We compute maximum-Sharpe (tangency) weights using the six factors, assuming a zero risk-free rate because the inputs are already excess returns.

In [None]:
def tangency_portfolio(data):
    mean_returns = data.mean().values
    cov = data.cov().values
    weights = np.linalg.solve(cov, mean_returns)
    weights /= weights.sum()
    return pd.Series(weights, index=data.columns)

weights_all = tangency_portfolio(factors)
weights_all.sort_values(ascending=False).round(4)

In [None]:
tangency_all_stats = pd.Series({
    'expected_monthly_excess_return': np.dot(weights_all, monthly_mean),
    'vol_monthly': np.sqrt(np.dot(weights_all, factors.cov().dot(weights_all))),
})
tangency_all_stats['sharpe_monthly'] = tangency_all_stats['expected_monthly_excess_return'] / tangency_all_stats['vol_monthly']
tangency_all_stats.round(4)

We repeat the exercise restricting the universe to MKT, SMB, HML, and UMD to mimic the traditional styles.

In [None]:
subset_cols = ['MKT', 'SMB', 'HML', 'UMD']
weights_subset = tangency_portfolio(factors[subset_cols])
weights_subset.sort_values(ascending=False).round(4)

In [None]:
subset_mean = factors[subset_cols].mean()
subset_cov = factors[subset_cols].cov()
tangency_subset_stats = pd.Series({
    'expected_monthly_excess_return': np.dot(weights_subset, subset_mean),
    'vol_monthly': np.sqrt(np.dot(weights_subset, subset_cov.dot(weights_subset))),
})
tangency_subset_stats['sharpe_monthly'] = tangency_subset_stats['expected_monthly_excess_return'] / tangency_subset_stats['vol_monthly']
tangency_subset_stats.round(4)

## Interpretation

Key takeaways from the tables above:

- **Risk premia:** Most factors exhibit positive average excess returns over the full sample, but some (notably CMA) are modest.

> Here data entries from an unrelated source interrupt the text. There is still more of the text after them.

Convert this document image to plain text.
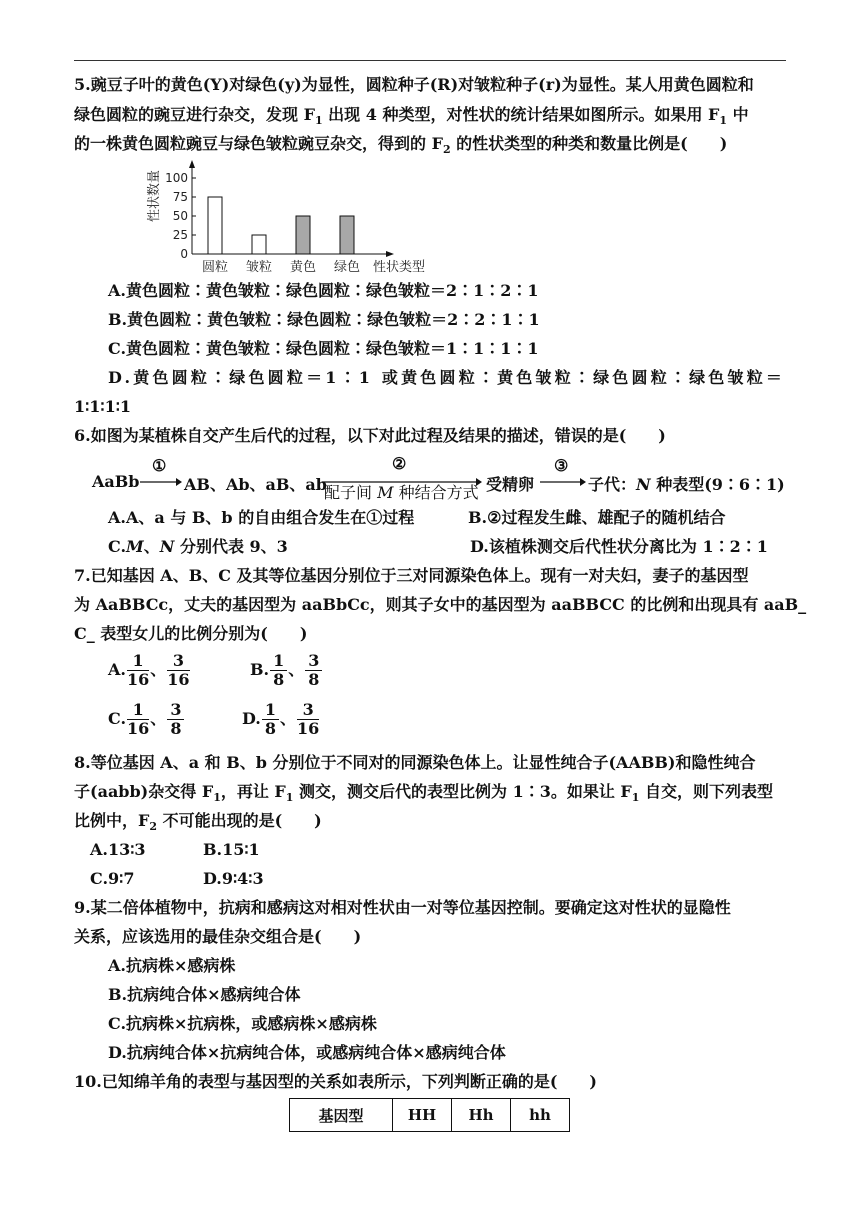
5.豌豆子叶的黄色(Y)对绿色(y)为显性，圆粒种子(R)对皱粒种子(r)为显性。某人用黄色圆粒和
绿色圆粒的豌豆进行杂交，发现 $F_1$ 出现 4 种类型，对性状的统计结果如图所示。如果用 $F_1$ 中
的一株黄色圆粒豌豆与绿色皱粒豌豆杂交，得到的 $F_2$ 的性状类型的种类和数量比例是(　　)
0
25
50
75
100
性状数量
圆粒 皱粒 黄色 绿色 性状类型
A.黄色圆粒∶黄色皱粒∶绿色圆粒∶绿色皱粒＝2∶1∶2∶1
B.黄色圆粒∶黄色皱粒∶绿色圆粒∶绿色皱粒＝2∶2∶1∶1
C.黄色圆粒∶黄色皱粒∶绿色圆粒∶绿色皱粒＝1∶1∶1∶1
D.黄色圆粒∶绿色圆粒＝1∶1 或黄色圆粒∶黄色皱粒∶绿色圆粒∶绿色皱粒＝
1∶1∶1∶1
6.如图为某植株自交产生后代的过程，以下对此过程及结果的描述，错误的是(　　)
AaBb
①
AB、Ab、aB、ab
②
配子间 M 种结合方式 受精卵
③
子代：N 种表型(9∶6∶1)
A.A、a 与 B、b 的自由组合发生在①过程	B.②过程发生雌、雄配子的随机结合
C.M、N 分别代表 9、3	D.该植株测交后代性状分离比为 1∶2∶1
7.已知基因 A、B、C 及其等位基因分别位于三对同源染色体上。现有一对夫妇，妻子的基因型
为 AaBBCc，丈夫的基因型为 aaBbCc，则其子女中的基因型为 aaBBCC 的比例和出现具有 aaB_
C_ 表型女儿的比例分别为(　　)
A. $\frac{1}{16}$ 、 $\frac{3}{16}$	B. $\frac{1}{8}$ 、 $\frac{3}{8}$
C. $\frac{1}{16}$ 、 $\frac{3}{8}$	D. $\frac{1}{8}$ 、 $\frac{3}{16}$
8.等位基因 A、a 和 B、b 分别位于不同对的同源染色体上。让显性纯合子(AABB)和隐性纯合
子(aabb)杂交得 $F_1$，再让 $F_1$ 测交，测交后代的表型比例为 1∶3。如果让 $F_1$ 自交，则下列表型
比例中，$F_2$ 不可能出现的是(　　)
A.13∶3	B.15∶1
C.9∶7	D.9∶4∶3
9.某二倍体植物中，抗病和感病这对相对性状由一对等位基因控制。要确定这对性状的显隐性
关系，应该选用的最佳杂交组合是(　　)
A.抗病株×感病株
B.抗病纯合体×感病纯合体
C.抗病株×抗病株，或感病株×感病株
D.抗病纯合体×抗病纯合体，或感病纯合体×感病纯合体
10.已知绵羊角的表型与基因型的关系如表所示，下列判断正确的是(　　)
基因型	HH	Hh	hh
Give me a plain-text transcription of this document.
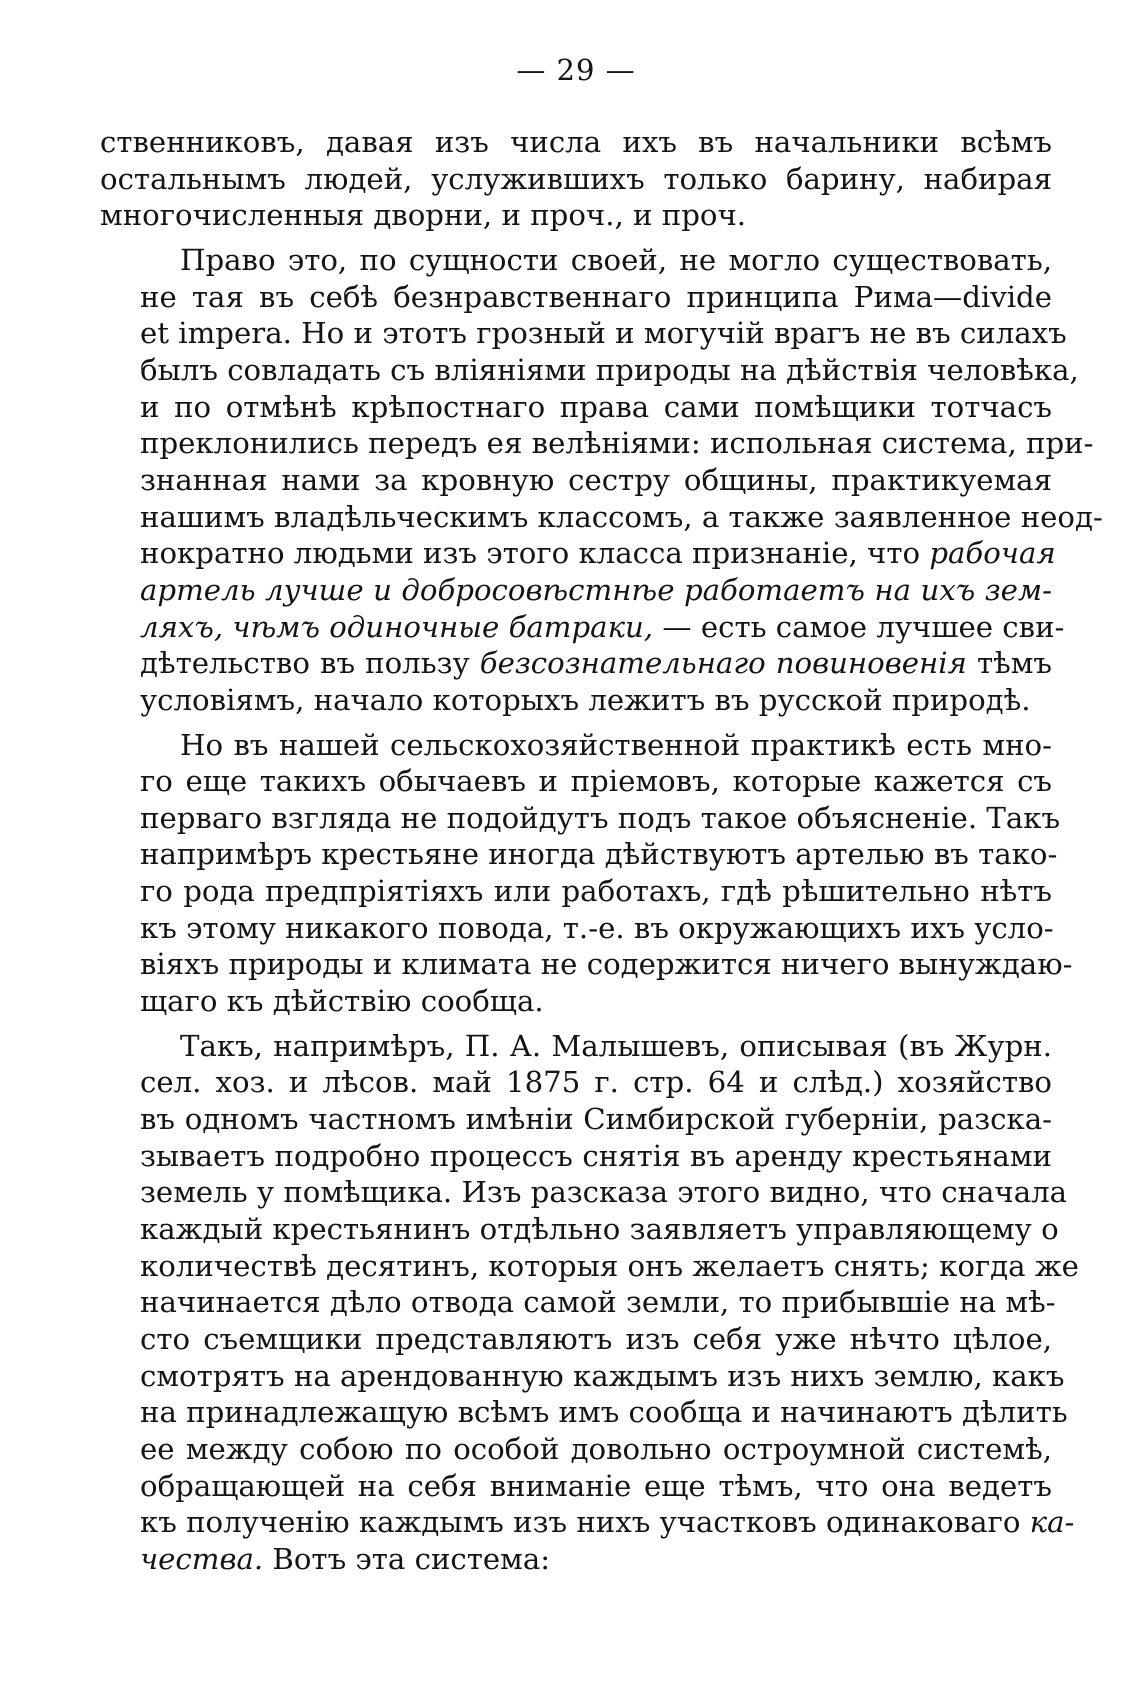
— 29 —
ственниковъ, давая изъ числа ихъ въ начальники всѣмъ
остальнымъ людей, услужившихъ только барину, набирая
многочисленныя дворни, и проч., и проч.
Право это, по сущности своей, не могло существовать,
не тая въ себѣ безнравственнаго принципа Рима—divide
et impera. Но и этотъ грозный и могучій врагъ не въ силахъ
былъ совладать съ вліяніями природы на дѣйствія человѣка,
и по отмѣнѣ крѣпостнаго права сами помѣщики тотчасъ
преклонились передъ ея велѣніями: испольная система, при-
знанная нами за кровную сестру общины, практикуемая
нашимъ владѣльческимъ классомъ, а также заявленное неод-
нократно людьми изъ этого класса признаніе, что рабочая
артель лучше и добросовѣстнѣе работаетъ на ихъ зем-
ляхъ, чѣмъ одиночные батраки, — есть самое лучшее сви-
дѣтельство въ пользу безсознательнаго повиновенія тѣмъ
условіямъ, начало которыхъ лежитъ въ русской природѣ.
Но въ нашей сельскохозяйственной практикѣ есть мно-
го еще такихъ обычаевъ и пріемовъ, которые кажется съ
перваго взгляда не подойдутъ подъ такое объясненіе. Такъ
напримѣръ крестьяне иногда дѣйствуютъ артелью въ тако-
го рода предпріятіяхъ или работахъ, гдѣ рѣшительно нѣтъ
къ этому никакого повода, т.-е. въ окружающихъ ихъ усло-
віяхъ природы и климата не содержится ничего вынуждаю-
щаго къ дѣйствію сообща.
Такъ, напримѣръ, П. А. Малышевъ, описывая (въ Журн.
сел. хоз. и лѣсов. май 1875 г. стр. 64 и слѣд.) хозяйство
въ одномъ частномъ имѣніи Симбирской губерніи, разска-
зываетъ подробно процессъ снятія въ аренду крестьянами
земель у помѣщика. Изъ разсказа этого видно, что сначала
каждый крестьянинъ отдѣльно заявляетъ управляющему о
количествѣ десятинъ, которыя онъ желаетъ снять; когда же
начинается дѣло отвода самой земли, то прибывшіе на мѣ-
сто съемщики представляютъ изъ себя уже нѣчто цѣлое,
смотрятъ на арендованную каждымъ изъ нихъ землю, какъ
на принадлежащую всѣмъ имъ сообща и начинаютъ дѣлить
ее между собою по особой довольно остроумной системѣ,
обращающей на себя вниманіе еще тѣмъ, что она ведетъ
къ полученію каждымъ изъ нихъ участковъ одинаковаго ка-
чества. Вотъ эта система:
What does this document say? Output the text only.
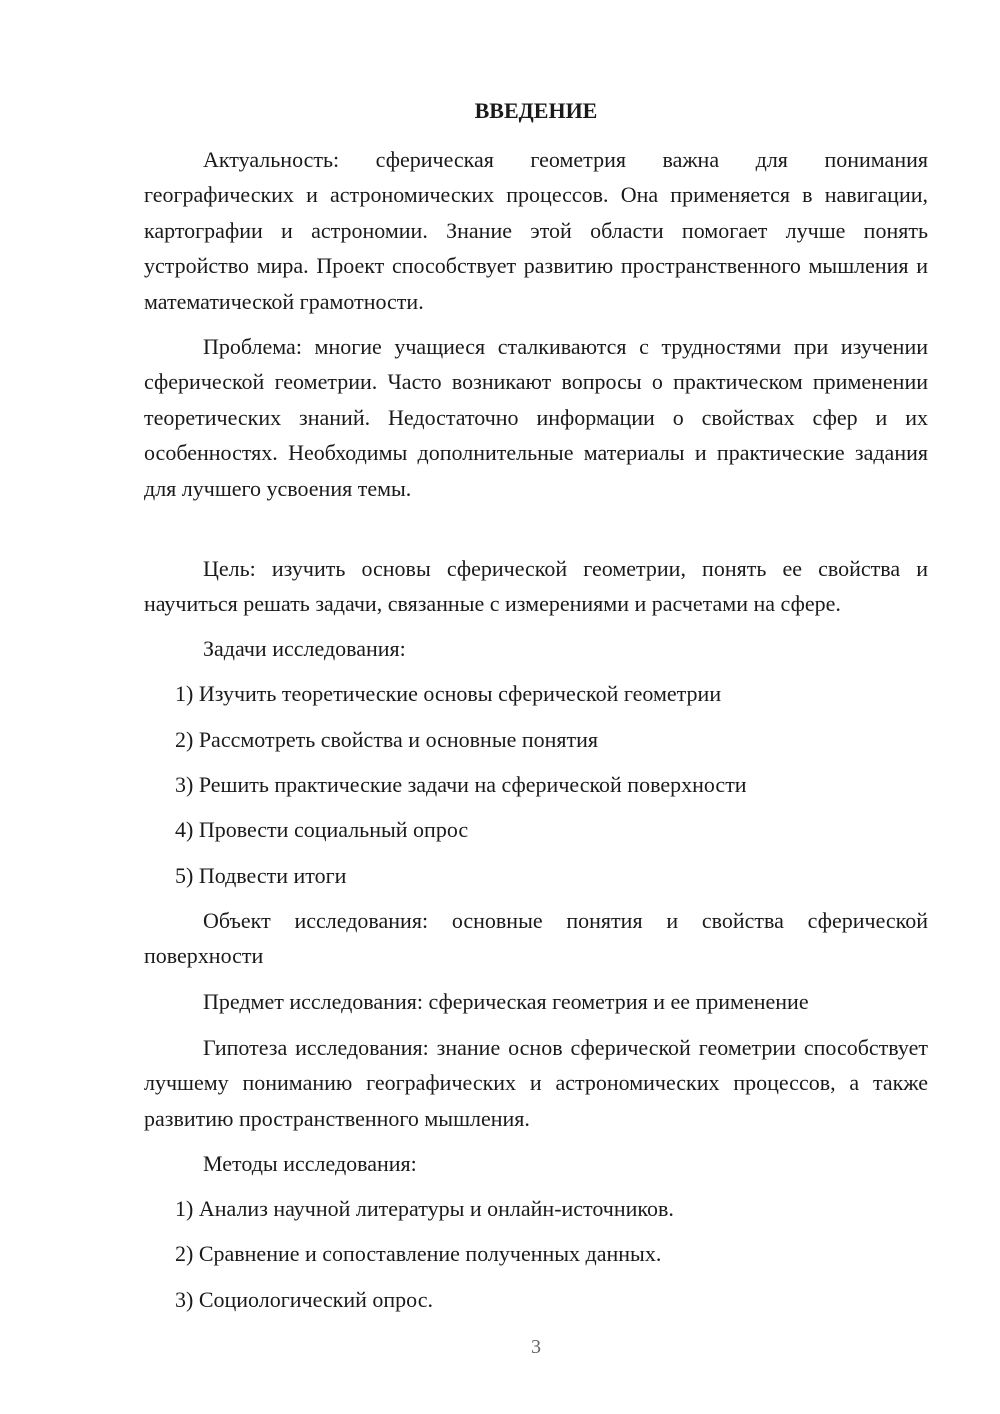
ВВЕДЕНИЕ

Актуальность: сферическая геометрия важна для понимания географических и астрономических процессов. Она применяется в навигации, картографии и астрономии. Знание этой области помогает лучше понять устройство мира. Проект способствует развитию пространственного мышления и математической грамотности.

Проблема: многие учащиеся сталкиваются с трудностями при изучении сферической геометрии. Часто возникают вопросы о практическом применении теоретических знаний. Недостаточно информации о свойствах сфер и их особенностях. Необходимы дополнительные материалы и практические задания для лучшего усвоения темы.

Цель: изучить основы сферической геометрии, понять ее свойства и научиться решать задачи, связанные с измерениями и расчетами на сфере.

Задачи исследования:

1) Изучить теоретические основы сферической геометрии

2) Рассмотреть свойства и основные понятия

3) Решить практические задачи на сферической поверхности

4) Провести социальный опрос

5) Подвести итоги

Объект исследования: основные понятия и свойства сферической поверхности

Предмет исследования: сферическая геометрия и ее применение

Гипотеза исследования: знание основ сферической геометрии способствует лучшему пониманию географических и астрономических процессов, а также развитию пространственного мышления.

Методы исследования:

1) Анализ научной литературы и онлайн-источников.

2) Сравнение и сопоставление полученных данных.

3) Социологический опрос.

3
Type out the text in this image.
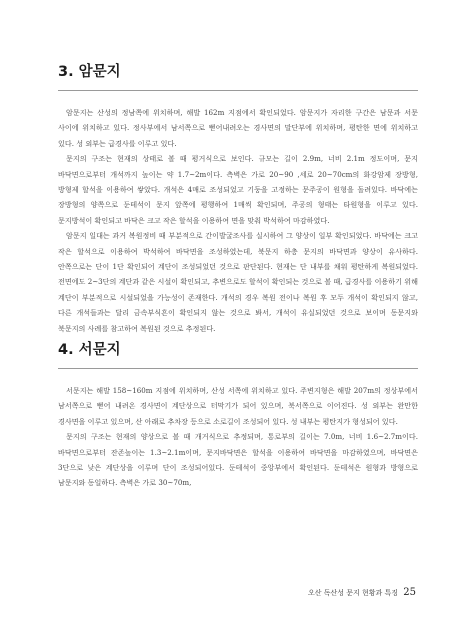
3. 암문지

암문지는 산성의 정남쪽에 위치하며, 해발 162m 지점에서 확인되었다. 암문지가 자리한 구간은 남문과 서문 사이에 위치하고 있다. 정사부에서 남서쪽으로 뻗어내려오는 경사면의 말단부에 위치하며, 평탄한 면에 위치하고 있다. 성 외부는 급경사를 이루고 있다.

문지의 구조는 현재의 상태로 볼 때 평거식으로 보인다. 규모는 길이 2.9m, 너비 2.1m 정도이며, 문지 바닥면으로부터 개석까지 높이는 약 1.7~2m이다. 측벽은 가로 20~90 ,세로 20~70cm의 화강암제 장방형, 방형제 할석을 이용하여 쌓았다. 개석은 4매로 조성되었고 기둥을 고정하는 문주공이 원형을 돌려있다. 바닥에는 장방형의 양쪽으로 둔테석이 문지 앞쪽에 평행하여 1매씩 확인되며, 주공의 형태는 타원형을 이루고 있다. 문지방석이 확인되고 바닥은 크고 작은 할석을 이용하여 면을 맞춰 박석하여 마감하였다.

암문지 일대는 과거 복원정비 때 부분적으로 간이발굴조사를 실시하여 그 양상이 일부 확인되었다. 바닥에는 크고 작은 할석으로 이용하여 박석하여 바닥면을 조성하였는데, 북문지 하층 문지의 바닥면과 양상이 유사하다. 안쪽으로는 단이 1단 확인되어 계단이 조성되었던 것으로 판단된다. 현재는 단 내부를 채워 평탄하게 복원되었다. 전면에도 2~3단의 계단과 같은 시설이 확인되고, 추변으로도 할석이 확인되는 것으로 볼 때, 급경사를 이용하기 위해 계단이 부분적으로 시설되었을 가능성이 존재한다. 개석의 경우 복원 전이나 복원 후 모두 개석이 확인되지 않고, 다른 개석들과는 달리 금속부식흔이 확인되지 않는 것으로 봐서, 개석이 유실되었던 것으로 보이며 동문지와 북문지의 사례를 참고하여 복원된 것으로 추정된다.

4. 서문지

서문지는 해발 158~160m 지점에 위치하며, 산성 서쪽에 위치하고 있다. 주변지형은 해발 207m의 정상부에서 남서쪽으로 뻗어 내려온 경사면이 계단상으로 터막기가 되어 있으며, 북서쪽으로 이어진다. 성 외부는 완만한 경사면을 이루고 있으며, 산 아래로 추차장 등으로 소로길이 조성되어 있다. 성 내부는 평탄지가 형성되어 있다.

문지의 구조는 현재의 양상으로 볼 때 개거식으로 추정되며, 통로부의 길이는 7.0m, 너비 1.6~2.7m이다. 바닥면으로부터 잔존높이는 1.3~2.1m이며, 문지바닥면은 할석을 이용하여 바닥면을 마감하였으며, 바닥면은 3단으로 낮은 계단상을 이루며 단이 조성되어있다. 둔테석이 중앙부에서 확인된다. 둔테석은 원형과 방형으로 남문지와 동일하다. 측벽은 가로 30~70m,

오산 독산성 문지 현황과 특징 25
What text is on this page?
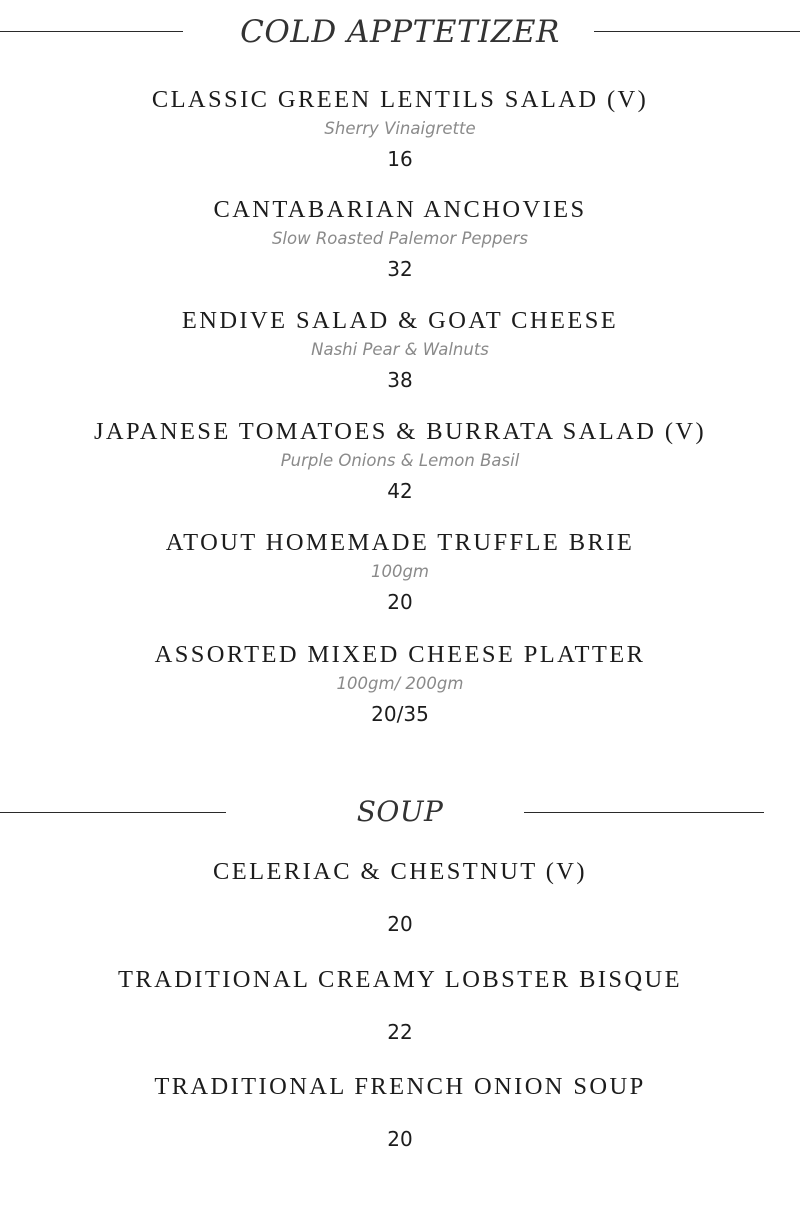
COLD APPTETIZER
CLASSIC GREEN LENTILS SALAD (V)
Sherry Vinaigrette
16
CANTABARIAN ANCHOVIES
Slow Roasted Palemor Peppers
32
ENDIVE SALAD & GOAT CHEESE
Nashi Pear & Walnuts
38
JAPANESE TOMATOES & BURRATA SALAD (V)
Purple Onions & Lemon Basil
42
ATOUT HOMEMADE TRUFFLE BRIE
100gm
20
ASSORTED MIXED CHEESE PLATTER
100gm/ 200gm
20/35
SOUP
CELERIAC & CHESTNUT (V)
20
TRADITIONAL CREAMY LOBSTER BISQUE
22
TRADITIONAL FRENCH ONION SOUP
20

Post-2015 averages reveal which premia have persisted in recent years.
- **Correlations:** The correlation matrix highlights diversification potential. Compare HML's correlations to judge whether it is redundant relative to other profitability or investment factors.
- **Tangency weights:** The maximum-Sharpe allocations show which factors contribute most to the optimal diversified portfolio. Even low-mean factors can receive weight if they hedge others effectively. Re-running the tangency optimization on the MKT/SMB/HML/UMD subset reveals how momentum interacts with the Fama–French styles.

### Highlights

- **Full-sample premia:** Monthly averages range from 0.05% (SMB) to 0.73% (MKT). RMW (0.37%), CMA (0.24%), and UMD (0.50%) earn the best Sharpe ratios, while SMB's Sharpe is only 0.06.
- **Post-2015 behavior:** MKT (0.98% monthly), RMW (0.33%), and UMD (0.17%) remain positive. SMB (−0.20%), HML (−0.14%), and CMA (−0.08%) turn negative, illustrating the headwinds to traditional size, value, and investment tilts in the last decade.
- **Correlations:** HML and CMA are highly correlated (0.68), supporting the idea that HML overlaps with investment. MKT has modest positive correlation with SMB (0.23) and negative correlation with the quality/profitability factors.
- **Tangency (six factors):** Optimization favors CMA (0.32), RMW (0.30), and MKT (0.22), with a small short in HML (−0.02).
- **Tangency (MKT/SMB/HML/UMD):** Weights concentrate in MKT (0.38), HML (0.37), and UMD (0.31), while SMB carries a small short (−0.05). Momentum remains valuable when value and market are present, mitigating the need for SMB in the optimal mix.